The study examined the interaction between the developmental condition of nonhandicapped and handicapped children and the psychosocial climate of the home. Mothers of 34 nonhandicapped, 22 Down syndrome, and 18 language impaired children (mean ages 3.5 years) participated in a study which used the Family Environment Scale (FES) to evaluate the psychosocial climate of the home, the Vineland Adaptive Behavior Scale to assess developmental status of the child, and collected related demographic and background information. Among reported results was that neither handicapping condition nor sex of the child affected the personal growth dimension of the FES, a measure of the extent to which the family environment fosters high receptive communication skills and outside experiences for the child.

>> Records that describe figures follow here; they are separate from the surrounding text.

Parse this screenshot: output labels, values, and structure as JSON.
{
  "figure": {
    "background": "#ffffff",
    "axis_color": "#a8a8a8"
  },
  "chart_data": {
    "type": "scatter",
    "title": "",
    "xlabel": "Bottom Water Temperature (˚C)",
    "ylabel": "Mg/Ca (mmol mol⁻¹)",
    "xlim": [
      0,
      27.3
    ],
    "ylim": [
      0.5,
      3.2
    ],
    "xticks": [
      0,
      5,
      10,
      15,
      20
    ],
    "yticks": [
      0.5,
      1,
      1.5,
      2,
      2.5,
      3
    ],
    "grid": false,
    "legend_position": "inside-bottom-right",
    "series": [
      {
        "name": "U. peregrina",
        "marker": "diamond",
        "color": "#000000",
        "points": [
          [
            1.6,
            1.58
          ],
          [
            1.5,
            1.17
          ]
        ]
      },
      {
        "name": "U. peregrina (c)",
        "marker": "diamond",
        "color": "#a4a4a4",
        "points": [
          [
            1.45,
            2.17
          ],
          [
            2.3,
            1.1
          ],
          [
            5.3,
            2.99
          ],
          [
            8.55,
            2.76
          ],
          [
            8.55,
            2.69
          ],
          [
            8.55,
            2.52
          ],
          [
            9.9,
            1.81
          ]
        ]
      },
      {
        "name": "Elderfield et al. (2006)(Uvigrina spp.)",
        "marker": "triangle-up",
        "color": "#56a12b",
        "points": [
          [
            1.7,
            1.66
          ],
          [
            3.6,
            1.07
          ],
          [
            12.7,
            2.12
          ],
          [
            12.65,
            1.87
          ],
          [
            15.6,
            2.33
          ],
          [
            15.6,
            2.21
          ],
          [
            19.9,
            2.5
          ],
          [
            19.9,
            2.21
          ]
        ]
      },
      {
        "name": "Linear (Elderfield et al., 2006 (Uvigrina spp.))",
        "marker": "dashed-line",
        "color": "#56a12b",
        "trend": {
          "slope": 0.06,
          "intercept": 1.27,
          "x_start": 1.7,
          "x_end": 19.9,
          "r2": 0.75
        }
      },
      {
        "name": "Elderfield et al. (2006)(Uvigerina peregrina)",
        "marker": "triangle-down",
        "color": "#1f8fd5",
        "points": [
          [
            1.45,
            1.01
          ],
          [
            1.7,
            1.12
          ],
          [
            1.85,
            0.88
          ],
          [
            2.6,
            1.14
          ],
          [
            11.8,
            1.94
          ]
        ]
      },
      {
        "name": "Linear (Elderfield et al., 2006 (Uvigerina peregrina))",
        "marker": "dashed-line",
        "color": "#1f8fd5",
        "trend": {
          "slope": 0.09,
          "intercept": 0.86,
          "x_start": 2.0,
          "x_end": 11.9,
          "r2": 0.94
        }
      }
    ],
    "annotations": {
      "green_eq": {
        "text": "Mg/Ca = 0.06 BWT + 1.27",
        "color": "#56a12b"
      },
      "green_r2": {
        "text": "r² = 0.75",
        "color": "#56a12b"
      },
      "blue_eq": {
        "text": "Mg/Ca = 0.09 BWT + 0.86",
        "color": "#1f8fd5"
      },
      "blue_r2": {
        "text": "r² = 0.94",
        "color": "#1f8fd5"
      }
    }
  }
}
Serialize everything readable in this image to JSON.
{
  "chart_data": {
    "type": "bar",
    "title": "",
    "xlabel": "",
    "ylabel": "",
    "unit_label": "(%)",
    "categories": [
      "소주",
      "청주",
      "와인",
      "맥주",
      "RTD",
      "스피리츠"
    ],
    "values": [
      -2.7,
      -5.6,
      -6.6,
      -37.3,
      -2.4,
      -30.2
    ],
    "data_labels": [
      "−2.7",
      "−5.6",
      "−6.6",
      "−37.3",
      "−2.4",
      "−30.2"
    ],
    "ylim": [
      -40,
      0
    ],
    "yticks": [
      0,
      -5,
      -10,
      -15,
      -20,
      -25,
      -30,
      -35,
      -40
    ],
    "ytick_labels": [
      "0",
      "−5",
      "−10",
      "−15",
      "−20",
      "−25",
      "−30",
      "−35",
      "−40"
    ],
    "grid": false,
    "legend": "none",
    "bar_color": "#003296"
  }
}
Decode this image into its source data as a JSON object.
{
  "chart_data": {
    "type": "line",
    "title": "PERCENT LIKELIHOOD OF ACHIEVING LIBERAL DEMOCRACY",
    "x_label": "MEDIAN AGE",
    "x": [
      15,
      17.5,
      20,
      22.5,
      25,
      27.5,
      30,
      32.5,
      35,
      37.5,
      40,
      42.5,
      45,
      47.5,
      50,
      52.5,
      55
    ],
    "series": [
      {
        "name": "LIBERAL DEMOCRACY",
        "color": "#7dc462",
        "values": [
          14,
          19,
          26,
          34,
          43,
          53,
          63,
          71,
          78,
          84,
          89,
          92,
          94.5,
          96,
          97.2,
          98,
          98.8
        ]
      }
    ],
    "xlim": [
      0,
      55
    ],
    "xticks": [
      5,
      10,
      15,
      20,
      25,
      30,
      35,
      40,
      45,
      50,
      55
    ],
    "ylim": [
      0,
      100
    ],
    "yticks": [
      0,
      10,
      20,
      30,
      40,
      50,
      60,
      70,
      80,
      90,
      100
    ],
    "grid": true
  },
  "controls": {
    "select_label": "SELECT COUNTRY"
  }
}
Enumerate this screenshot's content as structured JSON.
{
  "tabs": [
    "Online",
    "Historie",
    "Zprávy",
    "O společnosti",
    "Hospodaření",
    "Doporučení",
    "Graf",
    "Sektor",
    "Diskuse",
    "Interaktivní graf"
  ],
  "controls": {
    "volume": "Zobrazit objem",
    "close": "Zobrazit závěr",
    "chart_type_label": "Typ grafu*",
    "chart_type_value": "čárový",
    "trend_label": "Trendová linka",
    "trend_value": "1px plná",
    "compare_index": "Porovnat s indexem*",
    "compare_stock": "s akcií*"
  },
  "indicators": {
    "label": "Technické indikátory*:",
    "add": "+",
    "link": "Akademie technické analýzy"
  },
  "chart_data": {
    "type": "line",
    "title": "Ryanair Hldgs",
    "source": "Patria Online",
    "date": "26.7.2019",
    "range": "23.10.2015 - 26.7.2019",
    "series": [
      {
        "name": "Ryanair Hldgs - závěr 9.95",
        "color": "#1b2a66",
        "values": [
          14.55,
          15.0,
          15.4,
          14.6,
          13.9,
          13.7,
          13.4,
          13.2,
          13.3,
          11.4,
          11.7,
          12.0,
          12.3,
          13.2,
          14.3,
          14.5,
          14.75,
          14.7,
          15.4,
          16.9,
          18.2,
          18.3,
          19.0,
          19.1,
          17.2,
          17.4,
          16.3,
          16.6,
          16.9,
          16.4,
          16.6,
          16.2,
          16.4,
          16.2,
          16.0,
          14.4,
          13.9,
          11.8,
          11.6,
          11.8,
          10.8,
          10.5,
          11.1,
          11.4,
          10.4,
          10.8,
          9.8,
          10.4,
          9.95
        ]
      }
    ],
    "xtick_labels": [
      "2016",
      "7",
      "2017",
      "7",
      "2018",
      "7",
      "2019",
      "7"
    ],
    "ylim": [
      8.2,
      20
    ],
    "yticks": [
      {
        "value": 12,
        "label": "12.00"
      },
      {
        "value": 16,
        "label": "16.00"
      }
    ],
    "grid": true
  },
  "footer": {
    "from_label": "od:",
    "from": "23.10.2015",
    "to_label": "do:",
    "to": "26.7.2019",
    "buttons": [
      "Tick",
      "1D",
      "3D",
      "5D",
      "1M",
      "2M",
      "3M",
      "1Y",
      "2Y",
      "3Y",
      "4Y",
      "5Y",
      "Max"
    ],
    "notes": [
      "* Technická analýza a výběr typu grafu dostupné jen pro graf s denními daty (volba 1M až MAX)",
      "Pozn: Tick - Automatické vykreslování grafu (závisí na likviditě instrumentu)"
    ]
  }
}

However, handicapping condition did affect the autonomy/control dimension of the FES in that families with nonhandicapped children scored higher on this dimension. A positive score on the autonomy/control dimension indicates a home climate which fosters independence, openness, and expressiveness. Additional results are discussed in the context of the general conclusion that certain aspects of the home environment do seem influenced by the handicapping condition of the child, but that this influence is neither clearcut nor simple. (JW)
Publication Type: Reports - Research
Education Level: N/A
Sponsor: Department of Education, Washington, DC.